Last night, at the grocery store, the Frosted Mini Wheats that I wanted were five dollars a box, so instead, I went with Raisin Bran, since it was nutritionally close to the Mini Wheats but half the price.
I am sitting here, therefore, staring at two things that I am doing because they are good for me, hoping that, before I touch either, I can muster into action some adult portion of my brain that will make me able to like them enough not to resent their foul healthiness. The child in me is holding her breath and throwing a wicked tantrum.

Was I supposed to like the Russian authors? Shit!
I will say that, as I yelled at them from the safe perch of distant eras, I came to dread them. Then, I began to respect and dread them. Then, to realize their greatness and dread them. And now I dread them, for the dread of the thickness of their prose, and for the dread of their clarity in the vastness of the humanity of their work. So, I Don’t dread them at all, but I lack dread as I dread.
As for cereal, pay the fiver. How can one not eat sugary food resembling haystacks in winter snow?
By the way, Pevear is considered by many to be THE translator of Russian literature. He also works on the French, and has out a new translation of “The Three Musketeers.”

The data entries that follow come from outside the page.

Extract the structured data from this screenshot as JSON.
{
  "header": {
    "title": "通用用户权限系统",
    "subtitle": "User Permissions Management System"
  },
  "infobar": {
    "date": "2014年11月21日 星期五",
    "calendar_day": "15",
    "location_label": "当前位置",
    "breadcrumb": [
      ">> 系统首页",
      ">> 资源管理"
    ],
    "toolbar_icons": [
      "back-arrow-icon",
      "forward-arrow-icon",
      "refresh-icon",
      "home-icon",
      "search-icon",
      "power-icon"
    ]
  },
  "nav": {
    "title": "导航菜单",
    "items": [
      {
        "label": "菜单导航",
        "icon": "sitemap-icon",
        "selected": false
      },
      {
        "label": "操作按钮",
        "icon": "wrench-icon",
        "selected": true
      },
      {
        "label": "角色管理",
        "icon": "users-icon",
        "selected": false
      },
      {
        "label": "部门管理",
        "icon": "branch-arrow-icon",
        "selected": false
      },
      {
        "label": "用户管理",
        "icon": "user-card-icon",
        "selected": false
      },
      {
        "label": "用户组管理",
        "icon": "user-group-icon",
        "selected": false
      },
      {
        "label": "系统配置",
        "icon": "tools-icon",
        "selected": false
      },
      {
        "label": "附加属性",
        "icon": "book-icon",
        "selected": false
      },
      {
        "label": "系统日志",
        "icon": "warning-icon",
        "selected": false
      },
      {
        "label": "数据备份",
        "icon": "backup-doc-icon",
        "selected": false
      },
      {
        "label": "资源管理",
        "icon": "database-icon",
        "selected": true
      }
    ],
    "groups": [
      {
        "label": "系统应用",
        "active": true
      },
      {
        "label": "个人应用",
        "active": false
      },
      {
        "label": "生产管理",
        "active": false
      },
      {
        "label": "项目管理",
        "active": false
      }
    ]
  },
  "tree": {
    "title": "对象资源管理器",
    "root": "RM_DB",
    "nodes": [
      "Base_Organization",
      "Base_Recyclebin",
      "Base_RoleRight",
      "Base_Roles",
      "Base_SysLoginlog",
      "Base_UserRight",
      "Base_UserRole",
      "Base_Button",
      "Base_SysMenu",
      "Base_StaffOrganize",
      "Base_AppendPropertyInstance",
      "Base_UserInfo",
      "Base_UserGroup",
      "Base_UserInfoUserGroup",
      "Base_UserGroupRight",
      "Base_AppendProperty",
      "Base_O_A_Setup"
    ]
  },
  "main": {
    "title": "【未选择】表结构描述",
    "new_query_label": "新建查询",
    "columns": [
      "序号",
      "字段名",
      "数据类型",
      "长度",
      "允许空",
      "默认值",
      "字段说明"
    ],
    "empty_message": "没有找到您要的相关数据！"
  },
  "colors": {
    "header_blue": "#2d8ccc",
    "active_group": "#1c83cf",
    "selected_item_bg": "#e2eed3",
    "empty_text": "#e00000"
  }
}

And it is after hearing of such a thing that a mouse of heightened consciousness will, heaping reason upon reason and desire upon desire, stay in its squalid corner, gnashing its teeth, knowing all the while that its wanting will bring exquisite pain … yes, gentlemen, I say “exquisite”! But to those of you who have never felt the lust to expand one’s library, one’s fortress of fictions, of lies — how can you understand? Indeed, some of you gentlemen, while not knowing the agony, know of the agony, and fling these crumbs of literary cheese through the crack in the floor simply to watch the mouse squeak and scamper after them. I will tell you hommes de la nature et de la verite that the cruelty of your entertainment goes deeper than you can conceive, for no mouse can live on such crumbs but the hunger grows worse and worse.